A team from Chinese security firm Qihoo showed how they could break into a car using a device they built for just Dh80, a considerably cheaper alternative to previous key cloning devices.
They revealed the ease at which thieves can slip under a vehicle’s security system to potentially steal it or override its safety controls.
“Vehicle systems use immobilizers to protect them from theft, by using specific numbers delivered by a key fob,” said Robert Leale, a senior engineer at Intrepid Control Systems.
“If you know those numbers you can pretend the key is in the vehicle and get the vehicle to start itself. And we can find those numbers by searching some vehicles schematics online.
“Another way is to send data from a laptop to a non-learned key fob to link to the car to give access, and they can be bought cheaply on EBay or from a vehicle dealer.”
Simple techniques like cloning key fobs, and accessing a vehicle’s computer system via a laptop, is becoming easier as more of a modern car’s controls are linked to a central on-board computer.
A Jeep 4x4 vehicle was used in the Hack in the Box conference demonstration, but experts said any vehicle was equally vulnerable to attack.

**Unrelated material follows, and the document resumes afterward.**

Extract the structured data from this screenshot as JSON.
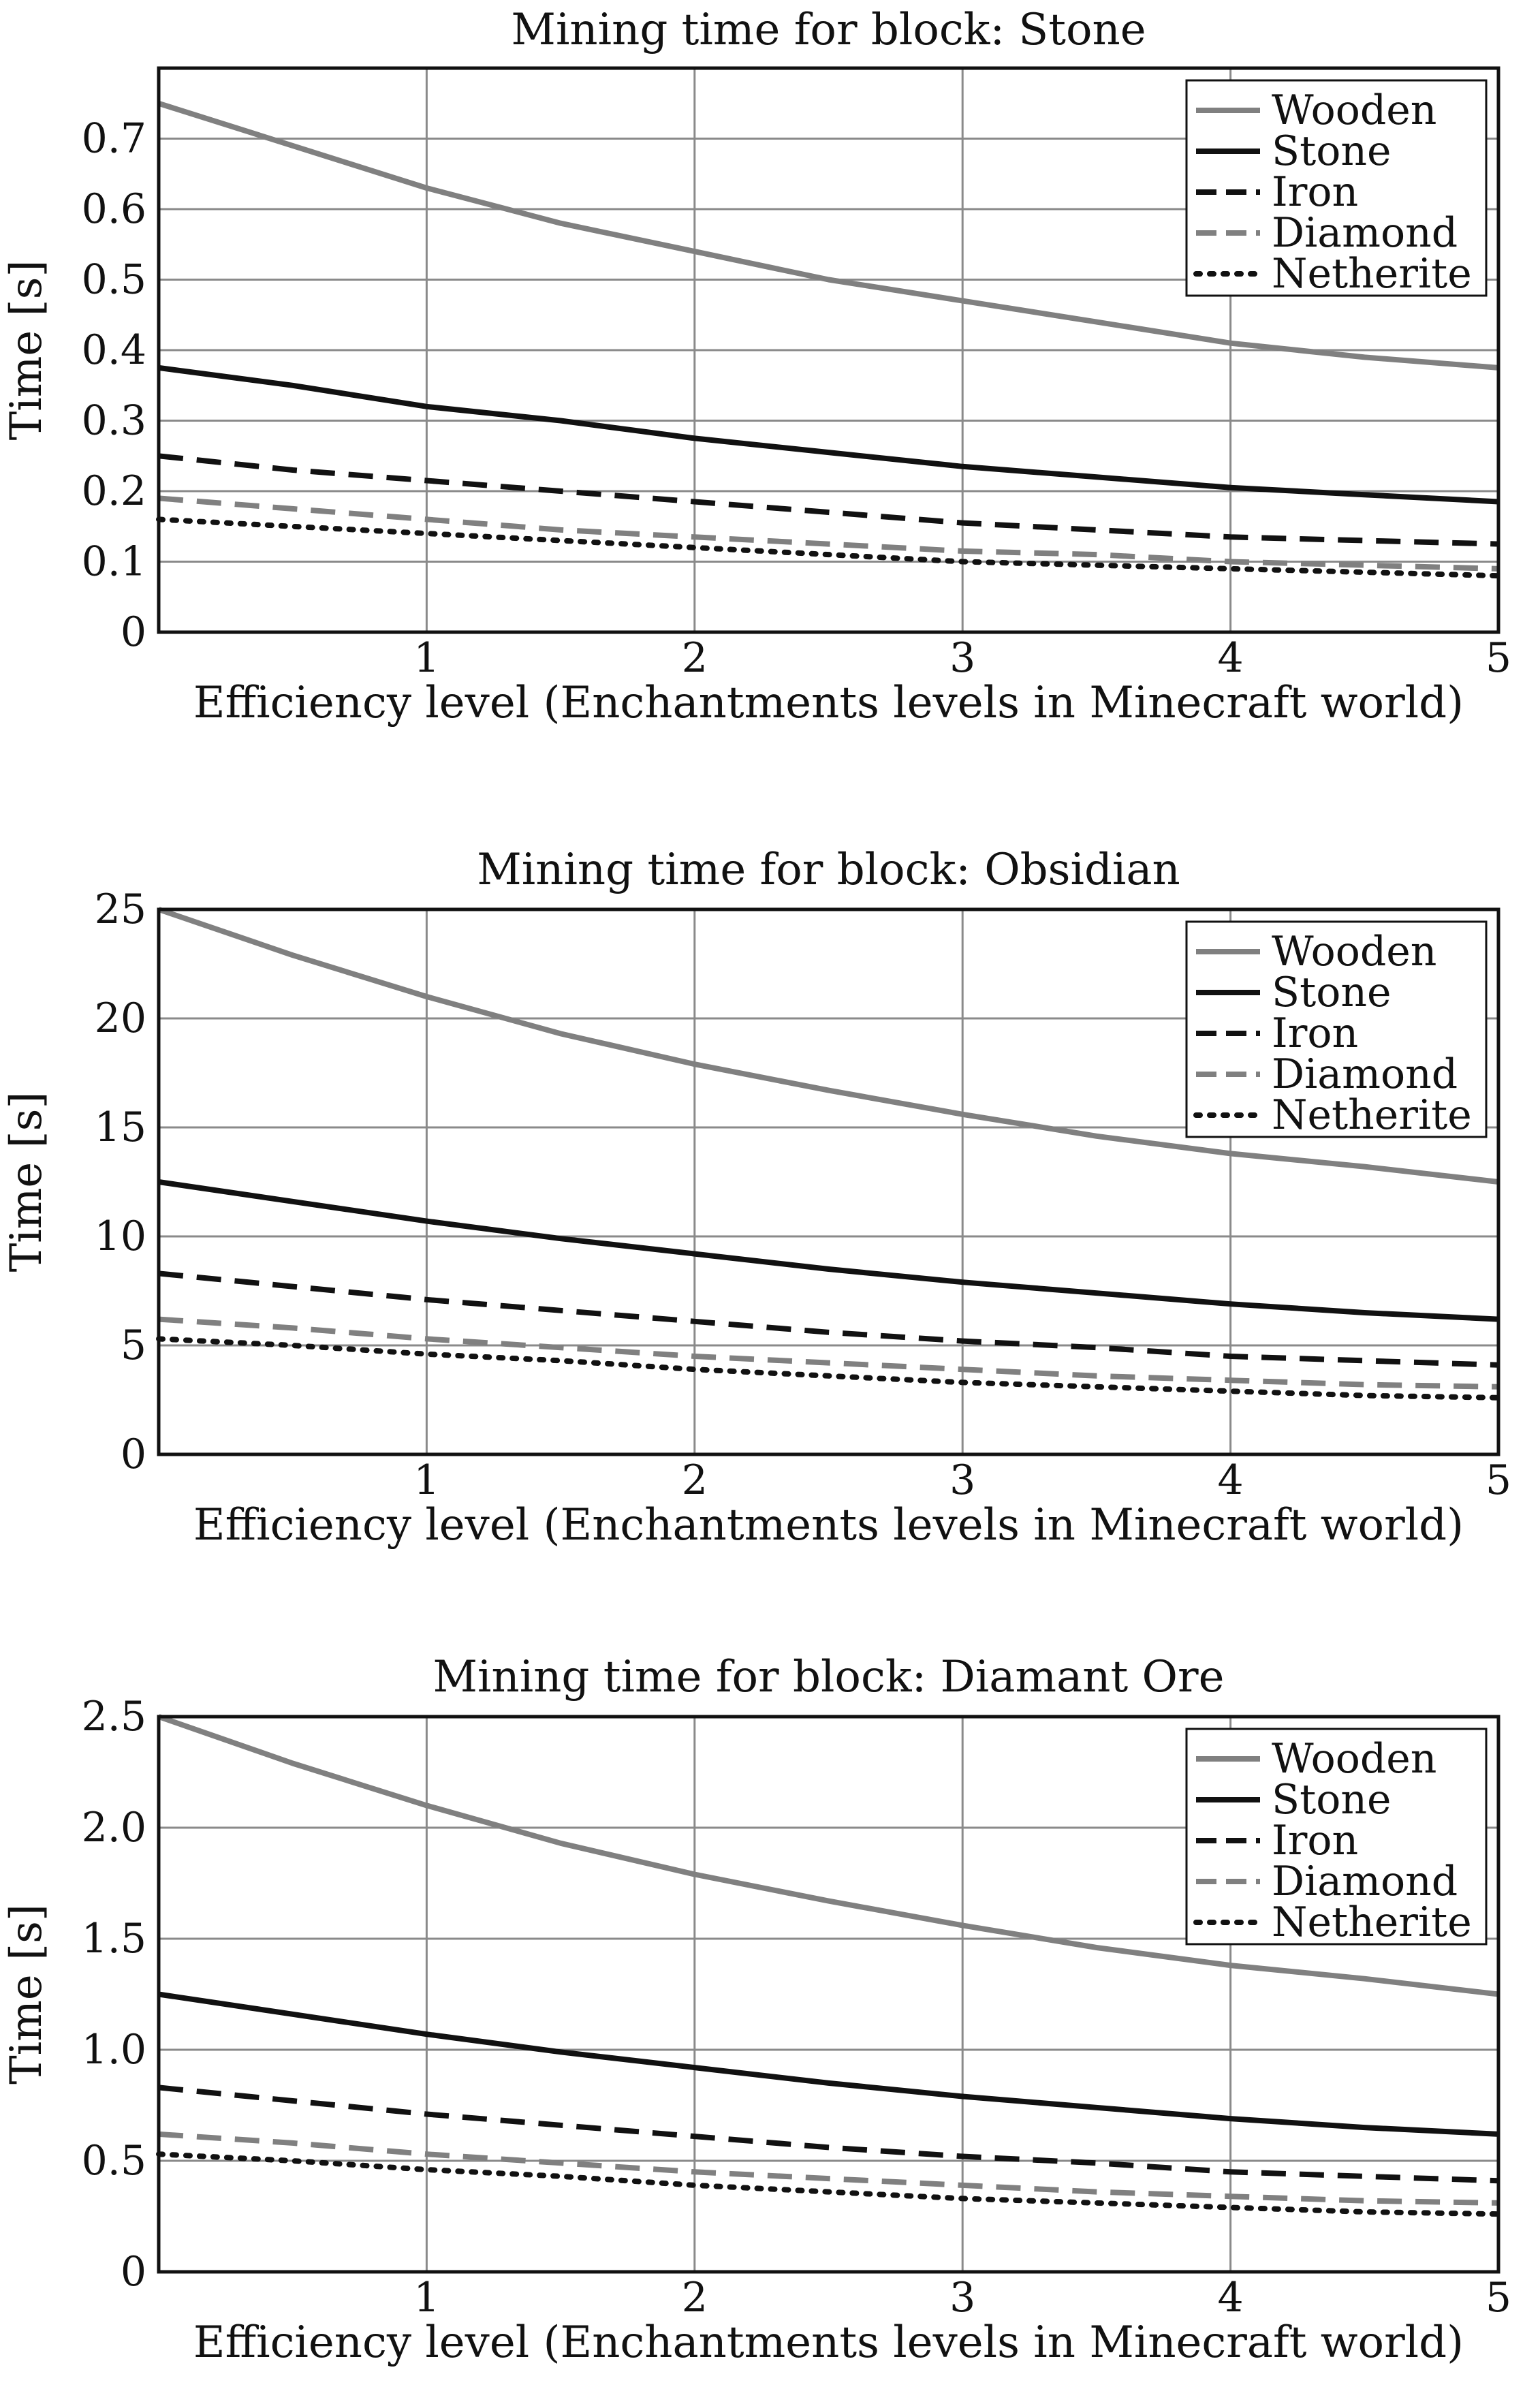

“It has been known for a number of years that cars have telematics that are easy to access with the right know-how,” said Eddie Schwartz, executive vice president of Cyber Services at DarkMatter.
“We see vendors building more systems that makes them more reliant on a car’s computer, making them even more at risk to hackers.
“They are not necessarily building security systems around that, it is often just access from a key fob, with no biometrics required such as facial recognition.”
Vehicle control systems can access brakes, fuel lines and airbags – so the possibility increases for disruption, particularly when these systems become tied to smart cities of the future when autonomous transport becomes mainstream.
The basic computer skills required to hack a work station, office server or network device are the same as hacking a car system.
Mr Schwartz said adding a second stage authentication for the driver, such as a pin code to start a vehicle, would help reduce a car’s vulnerability.
“The nuances are finding out which system is relevant to a particular model of car, and that information is available online through training programmes for vehicle technicians,” he said.
It is causing a big issue for manufacturers who have to ramp up their security skills to try and stay a step ahead of car criminals.
One hacker, who did not want to give his name, said all cars were vulnerable to attack.
“If you know the right language, you can easily talk to cars over the internet and basically control them remotely,” he said.
“We can do simple things like alter the reading on a fuel gauge, or even cause the car to accelerate or brake.
“I can even access cruise control.
“It shows there is a lot of work to be done before autonomous vehicles can be controlled safely within a secure network.”